The uncertain macroeconomic environment has made the management at the Rs 3,341 crore Container Corporation (Concor) rather cautious. The company believes that exports and imports over the next two quarters, could be somewhat sluggish. As it is, activity at ports seems to have lost some momentum—the growth numbers for the September 2008 quarter were a disappointing 13 per cent, which is way below the 23 per cent seen at the same time last year.
If the firm was able to post a revenue growth of 10 per cent y-o-y, it was due to better realisations — up 9 per cent y-o-y. In August, Indian Railways upped its haulage charges and consequently, Concor too increased prices by about 15 per cent. That’s why revenues from the export-import business, which accounts for 80 per cent of the company’s revenues, grew 13 per cent.
The management says restrictions on exports of some commodities are the culprit.
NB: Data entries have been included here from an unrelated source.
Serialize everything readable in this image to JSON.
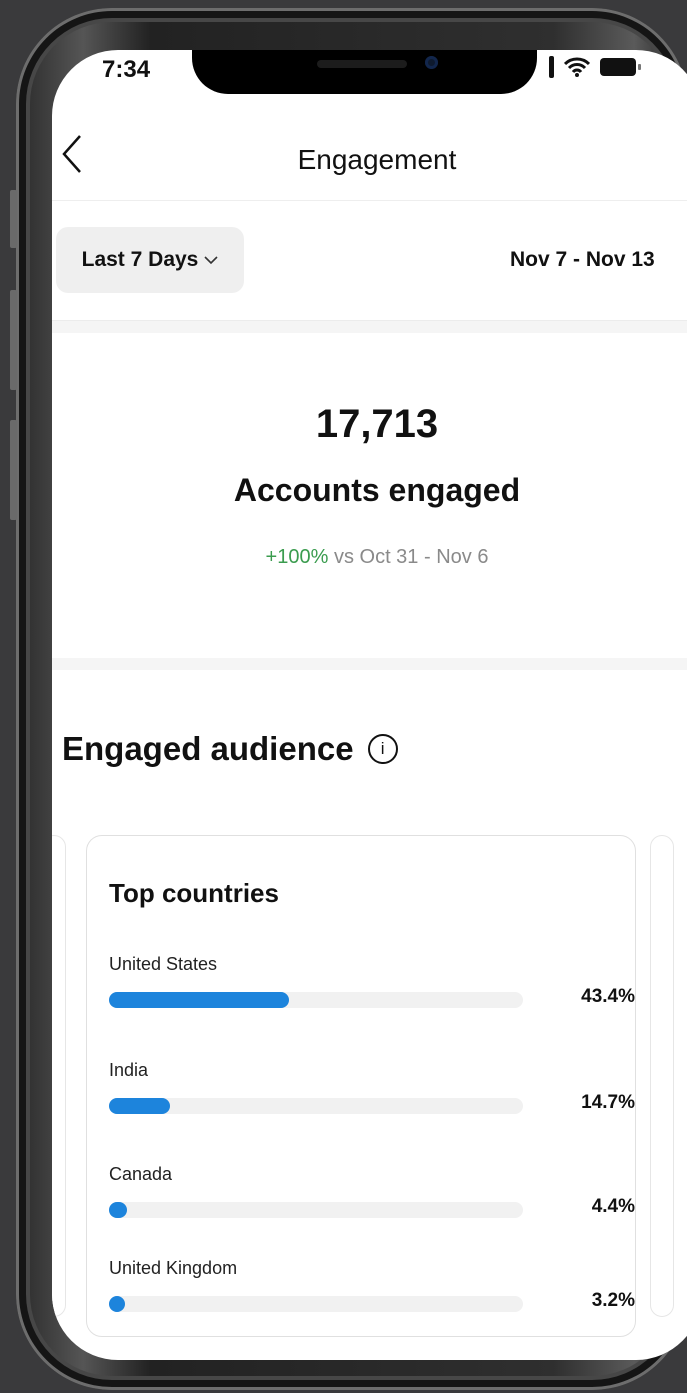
{
  "status_bar": {
    "time": "7:34"
  },
  "nav": {
    "back_icon": "chevron-left-icon",
    "title": "Engagement"
  },
  "filter": {
    "period": "Last 7 Days",
    "date_range": "Nov 7 - Nov 13"
  },
  "summary": {
    "value": "17,713",
    "label": "Accounts engaged",
    "change": "+100%",
    "comparison": "vs Oct 31 - Nov 6"
  },
  "audience": {
    "title": "Engaged audience",
    "card_title": "Top countries",
    "countries": [
      {
        "name": "United States",
        "percent_label": "43.4%",
        "share": 43.4
      },
      {
        "name": "India",
        "percent_label": "14.7%",
        "share": 14.7
      },
      {
        "name": "Canada",
        "percent_label": "4.4%",
        "share": 4.4
      },
      {
        "name": "United Kingdom",
        "percent_label": "3.2%",
        "share": 3.2
      }
    ]
  },
  "colors": {
    "accent": "#1d84dc",
    "positive": "#3b9c4f"
  }
}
In the home market, Concor has been hit because key clients like Indorama Synthetics, Mitsubishi and IOC haven’t done much business and also because road transporters appear to have eaten into its share. The bottom line is that revenues in the home market came off by about 1 per cent. In the June quarter, they had fallen 4 per cent.
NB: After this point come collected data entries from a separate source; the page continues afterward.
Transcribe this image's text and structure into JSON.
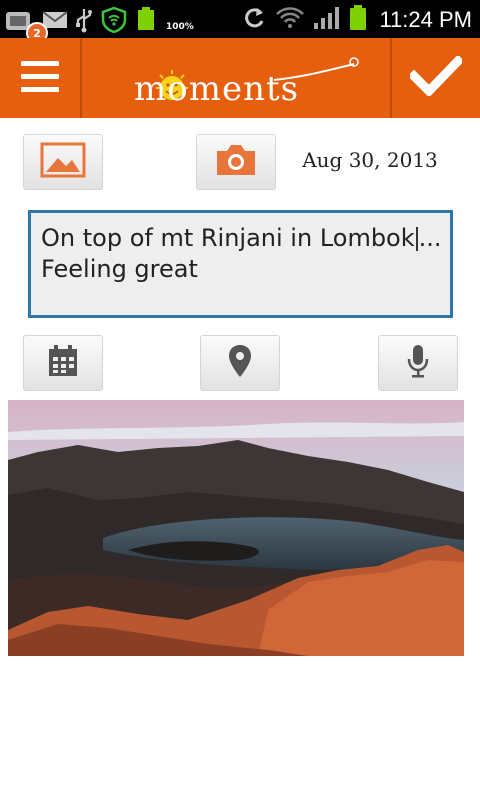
{
  "status_bar": {
    "notification_count": "2",
    "battery_percent": "100%",
    "time": "11:24 PM",
    "icons": [
      "gallery-notification-icon",
      "mail-icon",
      "usb-icon",
      "shield-icon",
      "battery-charging-icon",
      "sync-icon",
      "wifi-icon",
      "signal-icon",
      "battery-icon"
    ]
  },
  "action_bar": {
    "app_name": "moments",
    "menu_icon": "menu-icon",
    "confirm_icon": "checkmark-icon"
  },
  "entry": {
    "date": "Aug 30, 2013",
    "text_line1_before_caret": "On top of mt Rinjani in Lombok",
    "text_line1_after_caret": "...",
    "text_line2": "Feeling great"
  },
  "colors": {
    "accent": "#e55f0e",
    "input_border": "#2e78a8",
    "icon_orange": "#e8763a",
    "icon_gray": "#555555"
  }
}
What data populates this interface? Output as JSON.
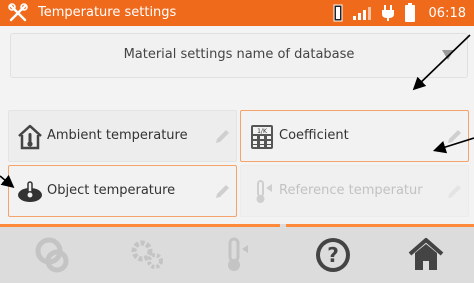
{
  "statusbar": {
    "title": "Temperature settings",
    "time": "06:18",
    "icons": [
      "tools-icon",
      "battery-probe-icon",
      "signal-icon",
      "plug-icon",
      "battery-icon"
    ]
  },
  "database": {
    "label": "Material settings name of database",
    "icon": "dropdown-triangle-icon"
  },
  "fields": [
    {
      "label": "Ambient temperature",
      "icon": "house-thermometer-icon",
      "enabled": true,
      "selected": false
    },
    {
      "label": "Coefficient",
      "icon": "calculator-icon",
      "enabled": true,
      "selected": true
    },
    {
      "label": "Object temperature",
      "icon": "object-temperature-icon",
      "enabled": true,
      "selected": true
    },
    {
      "label": "Reference temperatur",
      "icon": "thermometer-reference-icon",
      "enabled": false,
      "selected": false
    }
  ],
  "tabs": [
    "measurement-icon",
    "settings-gears-icon",
    "thermometer-icon",
    "help-icon",
    "home-icon"
  ],
  "colors": {
    "accent": "#f06a1c",
    "selected_border": "#f4a36a",
    "tab_indicator": "#ff8a3c"
  }
}
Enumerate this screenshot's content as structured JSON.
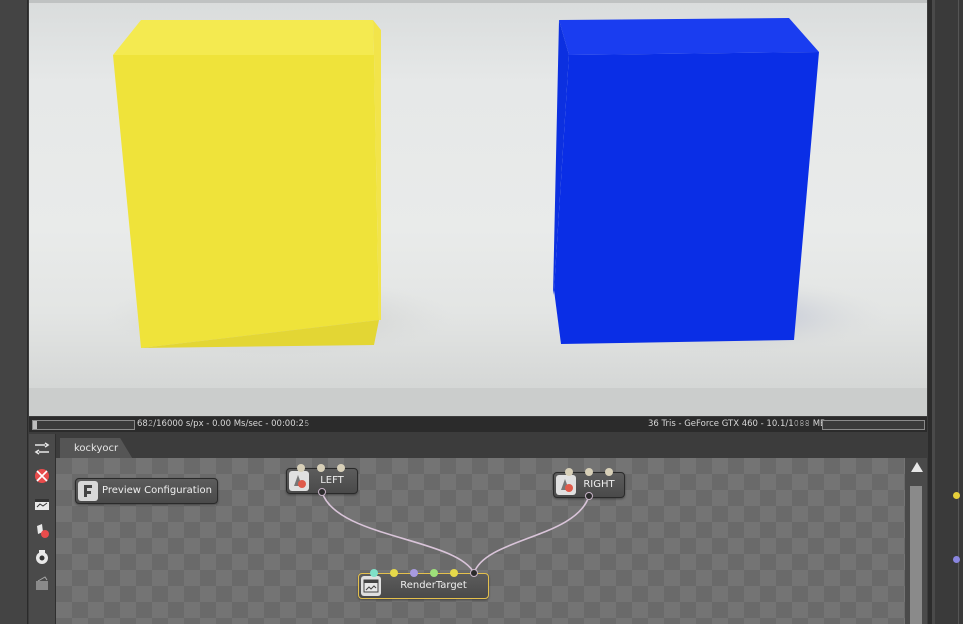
{
  "viewport": {
    "scene": "yellow and blue boxes on light backdrop",
    "colors": {
      "yellow_box": "#f2e63c",
      "blue_box": "#0a2ee6"
    }
  },
  "statusbar": {
    "left_text": "68𝟸/16000 s/px - 0.00 Ms/sec - 00:00:2𝟻",
    "right_text": "36 Tris - GeForce GTX 460 - 10.1/1𝟶𝟾𝟾 MB",
    "left_progress": 0.04,
    "right_progress": 0.0
  },
  "toolbar": {
    "tools": [
      "graph-tools-icon",
      "render-icon",
      "film-icon",
      "material-icon",
      "camera-icon",
      "settings-icon"
    ]
  },
  "editor": {
    "tab_label": "kockyocr",
    "nodes": {
      "preview": {
        "label": "Preview Configuration",
        "icon": "config-icon"
      },
      "left": {
        "label": "LEFT",
        "icon": "camera-node-icon"
      },
      "right": {
        "label": "RIGHT",
        "icon": "camera-node-icon"
      },
      "render": {
        "label": "RenderTarget",
        "icon": "render-target-icon"
      }
    },
    "pin_colors": [
      "#7fe0c8",
      "#e6d94a",
      "#a79ae0",
      "#9ee07a",
      "#e6d94a",
      "#2b2b2b"
    ],
    "wire_color": "#d9c4d9"
  },
  "right_panel": {
    "dot_colors": [
      "#e6cf3a",
      "#8a86e0"
    ]
  }
}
While the net profit is up a smart 29 per cent, it’s unlikely that Concor will see further operating efficiencies. While the balance sheet is strong with no debt and cash of Rs 1,740 crore, unless revenue picks up, margins could be under pressure in the coming quarters and earnings should grow at 14-15 per compounded over the next couple of years. The stock has outperformed the Sensex since July and at the current price of Rs 715, trades at 10.5 estimated FY09 earnings.